–Solo encontraron el cuerpo de la mujer; no había ni rastro del cuadro – la había cortado Karina–. Aunque se encontraron otros cuerpos en la casa, los de sus sirvientes, y el de un hombre joven que nadie reclamó.
–Y entonces… ¿Podrías investigarlo? –le había insistido Paula.
–Una viuda con dinero… Umm… ¿Era guapa?
–Supongo –había contestado ella. ¿Qué importaba si Ana Alfonso había sido o no hermosa?
–¿Hay algo más que puedas contarme? –le había preguntado Karina.
Paula había tragado saliva, vacilante. Le parecía que sería como traicionar las confidencias que Pedro le había hecho, pero… ¿Cómo sino podría Karina cerciorarse de que el cuadro, si lo encontrase, era el auténtico?
–El lienzo tiene un corte –le había dicho finalmente–. Alguien lo rajó con unas tijeras.
–¿Alguien?
Paula había evadido la pregunta.
–Te estaría tan agradecida si pudieras encontrarlo… Naturalmente te pagaré…
–Me conformo con que pagues los gastos de mis pesquisas –la había cortado Karina–. Lo único que me interesa es la historia.

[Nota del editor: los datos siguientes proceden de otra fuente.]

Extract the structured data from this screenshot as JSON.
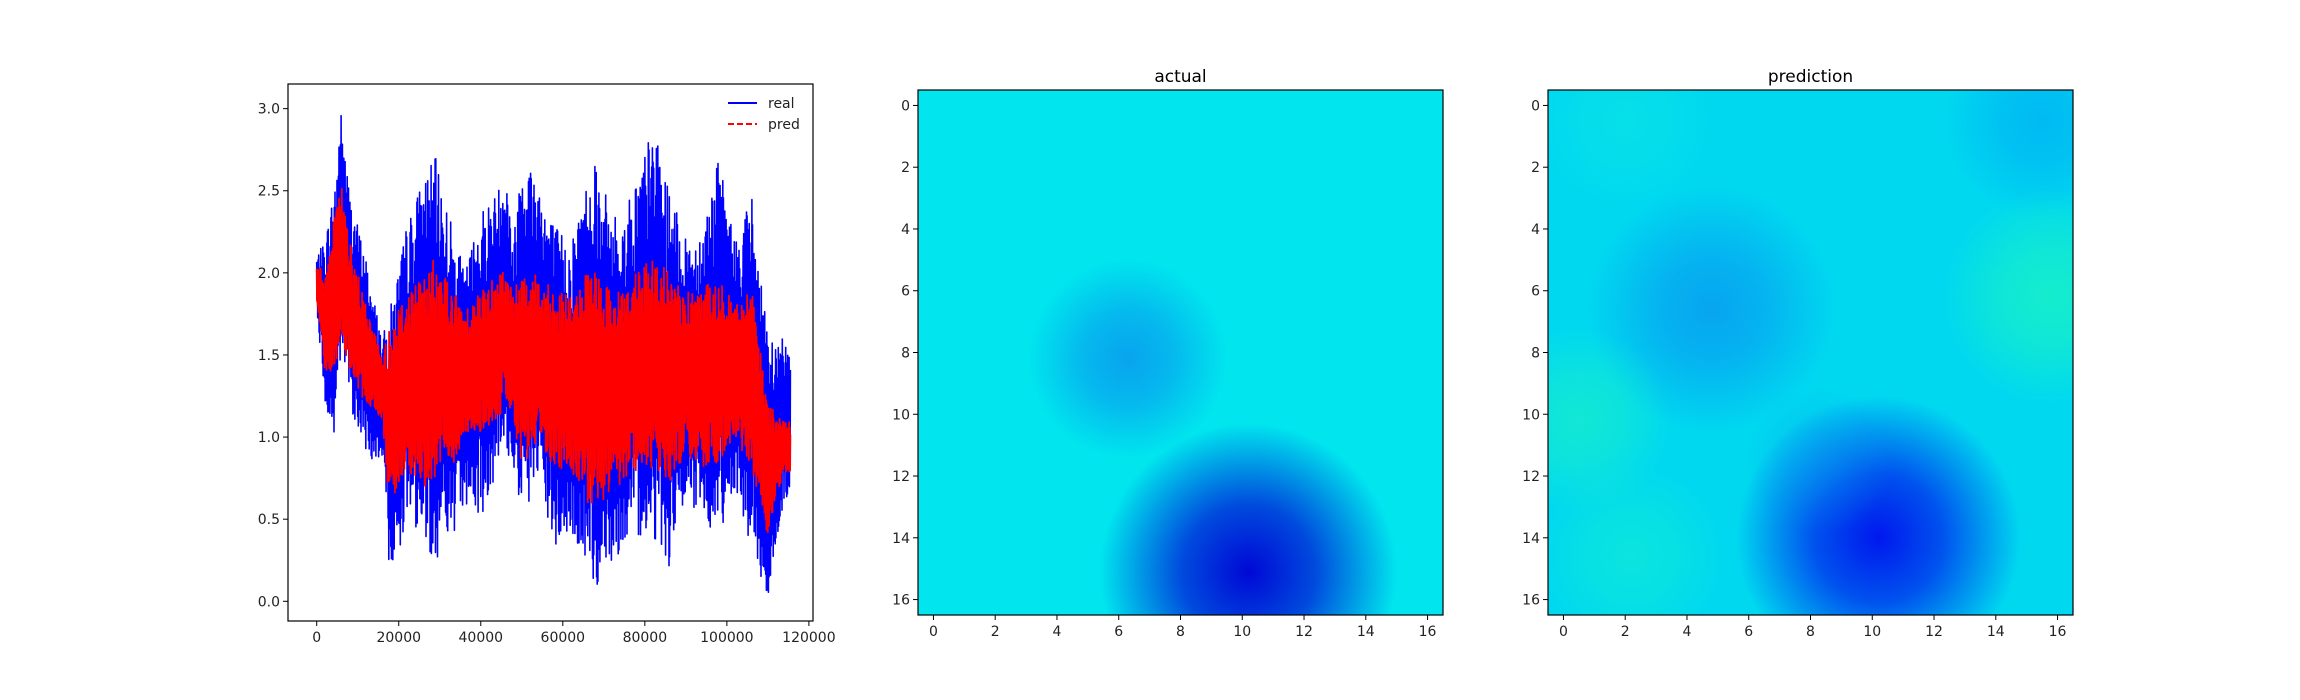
{
  "chart_data": [
    {
      "type": "line",
      "title": "",
      "xlabel": "",
      "ylabel": "",
      "xlim": [
        -7000,
        121000
      ],
      "ylim": [
        -0.12,
        3.15
      ],
      "xticks": [
        "0",
        "20000",
        "40000",
        "60000",
        "80000",
        "100000",
        "120000"
      ],
      "yticks": [
        "0.0",
        "0.5",
        "1.0",
        "1.5",
        "2.0",
        "2.5",
        "3.0"
      ],
      "legend": "top-right",
      "series": [
        {
          "name": "real",
          "color": "#0000ff",
          "style": "solid",
          "envelope": {
            "x": [
              0,
              2000,
              4000,
              6000,
              8000,
              12000,
              16000,
              18000,
              22000,
              26000,
              29000,
              31000,
              33000,
              36000,
              40000,
              44000,
              46000,
              48000,
              50000,
              54000,
              58000,
              62000,
              66000,
              68000,
              70000,
              74000,
              78000,
              82000,
              86000,
              90000,
              94000,
              98000,
              102000,
              106000,
              110000,
              114000,
              115500
            ],
            "min": [
              1.8,
              1.2,
              0.9,
              1.5,
              1.2,
              0.9,
              0.8,
              0.1,
              0.5,
              0.4,
              0.2,
              0.5,
              0.3,
              0.6,
              0.5,
              0.8,
              0.9,
              0.8,
              0.5,
              0.7,
              0.3,
              0.4,
              0.2,
              0.05,
              0.2,
              0.3,
              0.4,
              0.4,
              0.2,
              0.6,
              0.5,
              0.4,
              0.7,
              0.3,
              0.0,
              0.6,
              0.65
            ],
            "max": [
              2.1,
              2.2,
              2.5,
              3.0,
              2.5,
              2.1,
              1.6,
              1.8,
              2.3,
              2.6,
              2.7,
              2.5,
              2.3,
              2.0,
              2.4,
              2.5,
              2.7,
              2.2,
              2.8,
              2.6,
              2.3,
              2.2,
              2.6,
              2.8,
              2.5,
              2.3,
              2.6,
              2.9,
              2.5,
              2.2,
              2.3,
              2.7,
              2.2,
              2.5,
              1.6,
              1.6,
              1.6
            ]
          }
        },
        {
          "name": "pred",
          "color": "#ff0000",
          "style": "dashed",
          "envelope": {
            "x": [
              0,
              2000,
              4000,
              6000,
              8000,
              12000,
              16000,
              18000,
              22000,
              26000,
              29000,
              31000,
              33000,
              36000,
              40000,
              44000,
              46000,
              48000,
              50000,
              54000,
              58000,
              62000,
              66000,
              68000,
              70000,
              74000,
              78000,
              82000,
              86000,
              90000,
              94000,
              98000,
              102000,
              106000,
              110000,
              114000,
              115500
            ],
            "min": [
              1.8,
              1.4,
              1.3,
              1.6,
              1.4,
              1.2,
              1.1,
              0.5,
              0.8,
              0.7,
              0.7,
              0.9,
              0.8,
              1.0,
              1.0,
              1.1,
              1.2,
              1.1,
              0.8,
              1.0,
              0.8,
              0.8,
              0.6,
              0.6,
              0.6,
              0.7,
              0.8,
              0.8,
              0.7,
              0.9,
              0.8,
              0.8,
              1.0,
              0.8,
              0.4,
              0.8,
              0.75
            ],
            "max": [
              2.05,
              2.0,
              2.3,
              2.55,
              2.2,
              1.8,
              1.5,
              1.7,
              1.9,
              2.0,
              2.1,
              2.0,
              1.9,
              1.8,
              1.9,
              2.0,
              2.05,
              1.9,
              2.05,
              2.0,
              1.9,
              1.85,
              2.0,
              2.0,
              1.95,
              1.9,
              2.0,
              2.1,
              2.0,
              1.9,
              1.9,
              2.0,
              1.8,
              1.9,
              1.2,
              1.1,
              1.1
            ]
          }
        }
      ]
    },
    {
      "type": "heatmap",
      "title": "actual",
      "extent": [
        -0.5,
        16.5
      ],
      "xticks": [
        "0",
        "2",
        "4",
        "6",
        "8",
        "10",
        "12",
        "14",
        "16"
      ],
      "yticks": [
        "0",
        "2",
        "4",
        "6",
        "8",
        "10",
        "12",
        "14",
        "16"
      ],
      "colormap": "cyan-to-blue",
      "field": {
        "background": "#00e5ee",
        "blobs": [
          {
            "cx": 6.3,
            "cy": 8.2,
            "r": 3.2,
            "color": "#0a8fee",
            "strength": 0.75
          },
          {
            "cx": 10.2,
            "cy": 15.1,
            "r": 4.8,
            "color": "#0008d6",
            "strength": 1.0
          }
        ]
      }
    },
    {
      "type": "heatmap",
      "title": "prediction",
      "extent": [
        -0.5,
        16.5
      ],
      "xticks": [
        "0",
        "2",
        "4",
        "6",
        "8",
        "10",
        "12",
        "14",
        "16"
      ],
      "yticks": [
        "0",
        "2",
        "4",
        "6",
        "8",
        "10",
        "12",
        "14",
        "16"
      ],
      "colormap": "cyan-to-blue",
      "field": {
        "background": "#00d8f0",
        "blobs": [
          {
            "cx": 4.8,
            "cy": 6.6,
            "r": 4.0,
            "color": "#0a8ff0",
            "strength": 0.7
          },
          {
            "cx": 10.2,
            "cy": 14.0,
            "r": 4.6,
            "color": "#0018ee",
            "strength": 1.0
          },
          {
            "cx": 15.5,
            "cy": 0.5,
            "r": 3.2,
            "color": "#00a6f4",
            "strength": 0.6
          },
          {
            "cx": 15.8,
            "cy": 6.2,
            "r": 3.5,
            "color": "#1bf2c4",
            "strength": 0.8
          },
          {
            "cx": 0.5,
            "cy": 10.2,
            "r": 3.0,
            "color": "#1cf0c6",
            "strength": 0.65
          },
          {
            "cx": 2.2,
            "cy": 14.6,
            "r": 3.0,
            "color": "#14eed0",
            "strength": 0.55
          },
          {
            "cx": 2.0,
            "cy": 0.5,
            "r": 2.8,
            "color": "#10ecdc",
            "strength": 0.4
          },
          {
            "cx": 8.3,
            "cy": 11.5,
            "r": 2.4,
            "color": "#0a9cf0",
            "strength": 0.35
          }
        ]
      }
    }
  ]
}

Así habían cerrado el trato. Paula se había sentido como si estuviera haciendo un pacto con el diablo, pero estaba desesperada. Bajó la vista a Oli, que respiraba tranquila en sus brazos, y a Luz, que ya estaba enorme y sesteaba junto a la mecedora, y se preguntó si Karina habría conseguido hacer algún avance en su investigación. Y entonces, de repente, la puerta del cuarto del bebé se abrió de par en par y golpeó la pared. Su perra se despertó y se levantó. El bebé se despertó también y se puso a llorar a pleno pulmón. Alzó la vista, sobresaltada, y vió en el umbral a Pedro, mirándola furioso.
–¿Tanto me odias? –le preguntó con voz gélida–. ¿Cómo has podido hacerme algo así?
–¿De qué hablas? –le preguntó ella, desconcertada.
–Como si no lo supieras… –Pedro soltó una risa amarga–. Debería haber imaginado que me traicionarías.
Paula miró a Leónidas angustiada mientras el bebé lloraba y Luz daba vueltas en torno a él, moviendo la cola para llamar su atención. Ignoró al animal y se quedó mirando a su esposa, que se había puesto a acunar a su hija, arrullándola para que se calmase. Le había hecho daño, mucho daño. No debería haberle contado las cosas que le había contado de su pasado. Cuando Oli se quedó dormida, Pala alzó la vista hacia él.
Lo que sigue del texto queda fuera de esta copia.